Sealed with Parafilm or micropore tape, plates stored at room temperature in a clean, dark location last 2–3 months. Refrigerated plates can last 4–6 months. If refrigerating, bag them to protect from fridge humidity and let them warm to room temperature before use — opening cold plates in a warmer environment causes condensation on the agar surface that can interfere with transfers. Always inspect before use and discard any plate showing fuzzy growth, pigmentation, or pooled liquid.
Standard agar recipes require sterilization at 15 PSI to achieve the temperatures needed to kill heat-resistant bacterial endospores. Without a pressure cooker you can only reach 212°F (100°C), which is not sufficient. However, some growers use agar for work that doesn't require full sterility — for example, isolating fast-growing oyster mycelium where contamination pressure is low. For any serious cloning, isolation, or culture maintenance work, a pressure cooker is strongly recommended. It's the single most impactful piece of equipment in a mycology lab.
Condensation forms when hot agar steam hits the cooler plastic lid. The main fixes are: pour at a lower temperature (115–125°F rather than straight out of the pressure cooker), pre-warm plates before pouring, and after pouring crack lids slightly for 15–30 seconds to vent steam before closing. Store plates inverted (agar side up, lid down) so any condensation drips onto the lid rather than onto the agar surface. If plates are already wet on the surface, leave them sealed at room temperature for 24–48 hours to let moisture re-absorb before using.
The standard ratio is about 10 g agar powder per 500 mL water. If plates are too firm and difficult to work with, reduce to 9 g per 500 mL next batch. If plates are too soft and don't hold a clean edge when you cut a wedge, increase to 11–12 g per 500 mL. Agar concentration can vary slightly by brand, so it's worth noting the brand you're using and the result when dialing in your recipe.
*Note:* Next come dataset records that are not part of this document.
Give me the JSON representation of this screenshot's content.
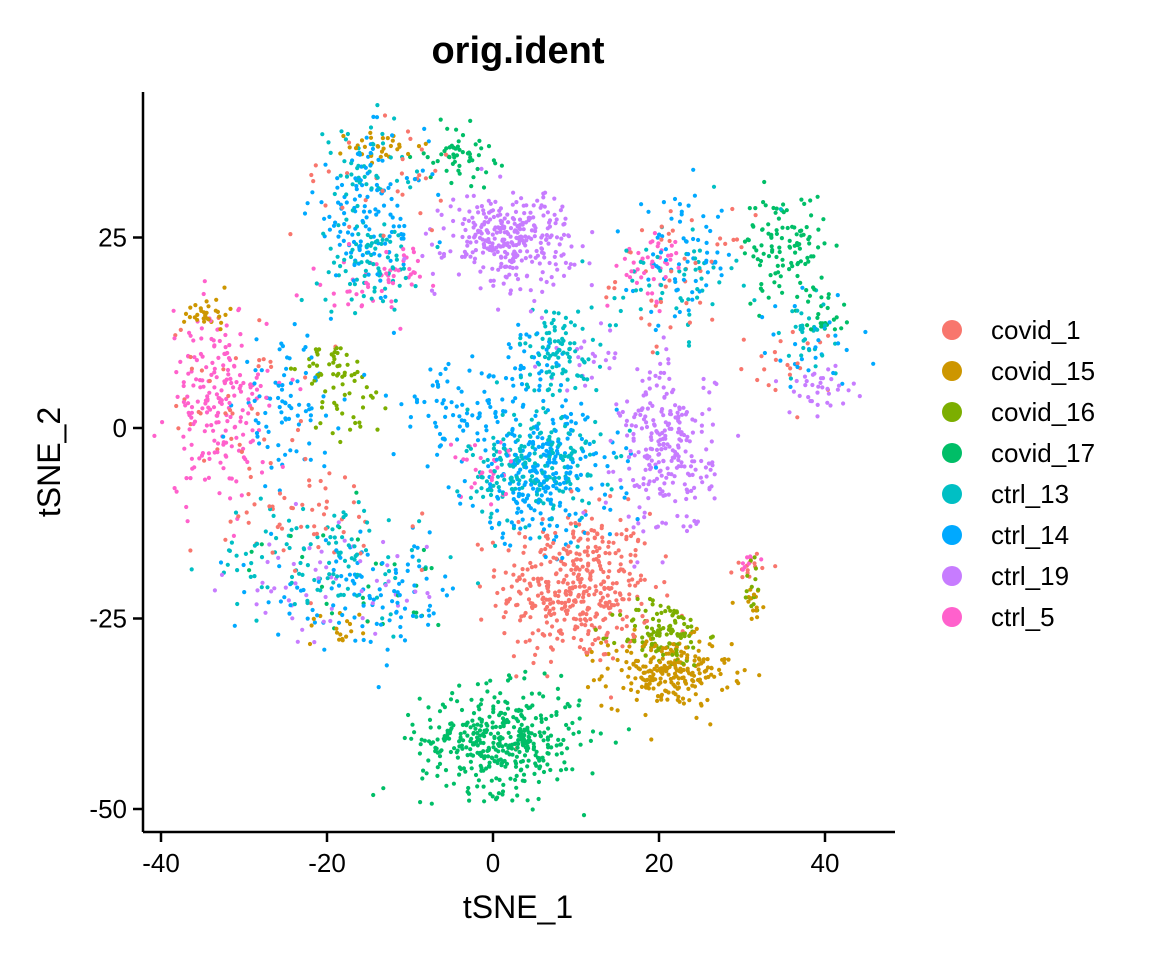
{
  "chart_data": {
    "type": "scatter",
    "title": "orig.ident",
    "xlabel": "tSNE_1",
    "ylabel": "tSNE_2",
    "xlim": [
      -41,
      48
    ],
    "ylim": [
      -53,
      44
    ],
    "x_ticks": [
      -40,
      -20,
      0,
      20,
      40
    ],
    "x_tick_labels": [
      "-40",
      "-20",
      "0",
      "20",
      "40"
    ],
    "y_ticks": [
      -50,
      -25,
      0,
      25
    ],
    "y_tick_labels": [
      "-50",
      "-25",
      "0",
      "25"
    ],
    "grid": false,
    "legend_position": "right",
    "series": [
      {
        "name": "covid_1",
        "color": "#F8766D",
        "clusters": [
          {
            "x": 10,
            "y": -21,
            "sx": 4.6,
            "sy": 5.0,
            "n": 420
          },
          {
            "x": 23,
            "y": 20,
            "sx": 4,
            "sy": 4,
            "n": 45
          },
          {
            "x": -22,
            "y": -12,
            "sx": 7,
            "sy": 4,
            "n": 55
          },
          {
            "x": -31,
            "y": 4,
            "sx": 4,
            "sy": 5,
            "n": 40
          },
          {
            "x": -14,
            "y": 33,
            "sx": 5,
            "sy": 4,
            "n": 30
          },
          {
            "x": 31,
            "y": -18,
            "sx": 1.0,
            "sy": 1.0,
            "n": 14
          },
          {
            "x": 36,
            "y": 8,
            "sx": 3,
            "sy": 3,
            "n": 20
          }
        ]
      },
      {
        "name": "covid_15",
        "color": "#CD9600",
        "clusters": [
          {
            "x": 21,
            "y": -32,
            "sx": 3.8,
            "sy": 2.3,
            "n": 240
          },
          {
            "x": -34.5,
            "y": 15,
            "sx": 1.3,
            "sy": 1.0,
            "n": 30
          },
          {
            "x": -13,
            "y": 37,
            "sx": 2.2,
            "sy": 1.0,
            "n": 30
          },
          {
            "x": 31,
            "y": -23,
            "sx": 1.2,
            "sy": 1.2,
            "n": 14
          },
          {
            "x": -18,
            "y": -26,
            "sx": 2.2,
            "sy": 1.5,
            "n": 18
          }
        ]
      },
      {
        "name": "covid_16",
        "color": "#7CAE00",
        "clusters": [
          {
            "x": 20.5,
            "y": -27,
            "sx": 2.6,
            "sy": 2.2,
            "n": 110
          },
          {
            "x": -19,
            "y": 8,
            "sx": 2.0,
            "sy": 1.5,
            "n": 45
          },
          {
            "x": -17,
            "y": 2,
            "sx": 2.5,
            "sy": 2,
            "n": 25
          },
          {
            "x": 31,
            "y": -20,
            "sx": 1.0,
            "sy": 2.5,
            "n": 14
          }
        ]
      },
      {
        "name": "covid_17",
        "color": "#00BE67",
        "clusters": [
          {
            "x": 1,
            "y": -41,
            "sx": 4.8,
            "sy": 3.4,
            "n": 420
          },
          {
            "x": 35,
            "y": 24,
            "sx": 2.5,
            "sy": 3.5,
            "n": 110
          },
          {
            "x": -4,
            "y": 36,
            "sx": 2.0,
            "sy": 1.8,
            "n": 55
          },
          {
            "x": 40,
            "y": 15,
            "sx": 1.5,
            "sy": 2,
            "n": 25
          },
          {
            "x": -17,
            "y": -20,
            "sx": 6,
            "sy": 4,
            "n": 30
          }
        ]
      },
      {
        "name": "ctrl_13",
        "color": "#00BFC4",
        "clusters": [
          {
            "x": 5,
            "y": -5,
            "sx": 4,
            "sy": 4,
            "n": 190
          },
          {
            "x": 8,
            "y": 10,
            "sx": 2.5,
            "sy": 3,
            "n": 100
          },
          {
            "x": -15,
            "y": 22,
            "sx": 3,
            "sy": 3,
            "n": 85
          },
          {
            "x": -20,
            "y": -17,
            "sx": 7,
            "sy": 4,
            "n": 110
          },
          {
            "x": 22,
            "y": 20,
            "sx": 3.5,
            "sy": 4,
            "n": 55
          },
          {
            "x": -16,
            "y": 34,
            "sx": 3,
            "sy": 3,
            "n": 45
          },
          {
            "x": 38,
            "y": 12,
            "sx": 3,
            "sy": 3,
            "n": 30
          }
        ]
      },
      {
        "name": "ctrl_14",
        "color": "#00A9FF",
        "clusters": [
          {
            "x": 6,
            "y": -6,
            "sx": 4.5,
            "sy": 4.5,
            "n": 270
          },
          {
            "x": -15,
            "y": 28,
            "sx": 3.5,
            "sy": 5,
            "n": 130
          },
          {
            "x": -25,
            "y": 3,
            "sx": 3,
            "sy": 4,
            "n": 85
          },
          {
            "x": -5,
            "y": 2,
            "sx": 3.5,
            "sy": 3,
            "n": 70
          },
          {
            "x": 23,
            "y": 22,
            "sx": 3,
            "sy": 4,
            "n": 70
          },
          {
            "x": -15,
            "y": -22,
            "sx": 6,
            "sy": 3.5,
            "n": 110
          },
          {
            "x": 4,
            "y": 8,
            "sx": 3,
            "sy": 3,
            "n": 45
          },
          {
            "x": 38,
            "y": 10,
            "sx": 3,
            "sy": 3,
            "n": 30
          }
        ]
      },
      {
        "name": "ctrl_19",
        "color": "#C77CFF",
        "clusters": [
          {
            "x": 2,
            "y": 25,
            "sx": 3.8,
            "sy": 3.0,
            "n": 320
          },
          {
            "x": 21,
            "y": -3,
            "sx": 2.8,
            "sy": 5.5,
            "n": 260
          },
          {
            "x": 39,
            "y": 5,
            "sx": 2.5,
            "sy": 1.5,
            "n": 35
          },
          {
            "x": -20,
            "y": -21,
            "sx": 6,
            "sy": 4,
            "n": 55
          },
          {
            "x": 12,
            "y": 9,
            "sx": 3,
            "sy": 2,
            "n": 22
          }
        ]
      },
      {
        "name": "ctrl_5",
        "color": "#FF61CC",
        "clusters": [
          {
            "x": -33,
            "y": 3,
            "sx": 3,
            "sy": 6,
            "n": 210
          },
          {
            "x": 19,
            "y": 21,
            "sx": 2,
            "sy": 2.5,
            "n": 45
          },
          {
            "x": -11,
            "y": 21,
            "sx": 2,
            "sy": 1.5,
            "n": 30
          },
          {
            "x": -1,
            "y": -5,
            "sx": 2,
            "sy": 2,
            "n": 30
          },
          {
            "x": -17,
            "y": 18,
            "sx": 2.5,
            "sy": 2,
            "n": 25
          },
          {
            "x": 31,
            "y": -17,
            "sx": 1,
            "sy": 1,
            "n": 8
          }
        ]
      }
    ]
  }
}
No — peptone is an optional nutrient supplement that provides amino acids and growth factors. Plates made without it still work well for most gourmet species. Peptone becomes more useful when you're working with slower-growing or more demanding species, or when you want to encourage faster, more aggressive mycelial growth for isolation work. If you're just starting out, a simple malt extract agar (MEA) without peptone is a perfectly solid choice and avoids one more ingredient to source.
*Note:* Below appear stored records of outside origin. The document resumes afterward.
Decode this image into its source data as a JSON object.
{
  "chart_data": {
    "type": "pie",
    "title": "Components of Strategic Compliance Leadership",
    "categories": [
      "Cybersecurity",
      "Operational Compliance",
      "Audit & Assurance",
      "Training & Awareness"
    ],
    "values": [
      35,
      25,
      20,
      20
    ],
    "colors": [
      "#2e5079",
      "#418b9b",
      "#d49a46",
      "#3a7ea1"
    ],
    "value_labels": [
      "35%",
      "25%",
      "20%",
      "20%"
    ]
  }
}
Agar gels around 100°F (38°C), so if your pour bottle cools too quickly you'll lose the window. The fix is to re-melt: loosen the cap slightly and set the bottle in a hot water bath at 60–70°C until the agar is fluid again, then continue pouring. To avoid the problem in the first place, pre-warm your pour area, work in stacks of 5–10 plates, and pour quickly but calmly. Working in a warmer room (70°F+) also extends the pour window.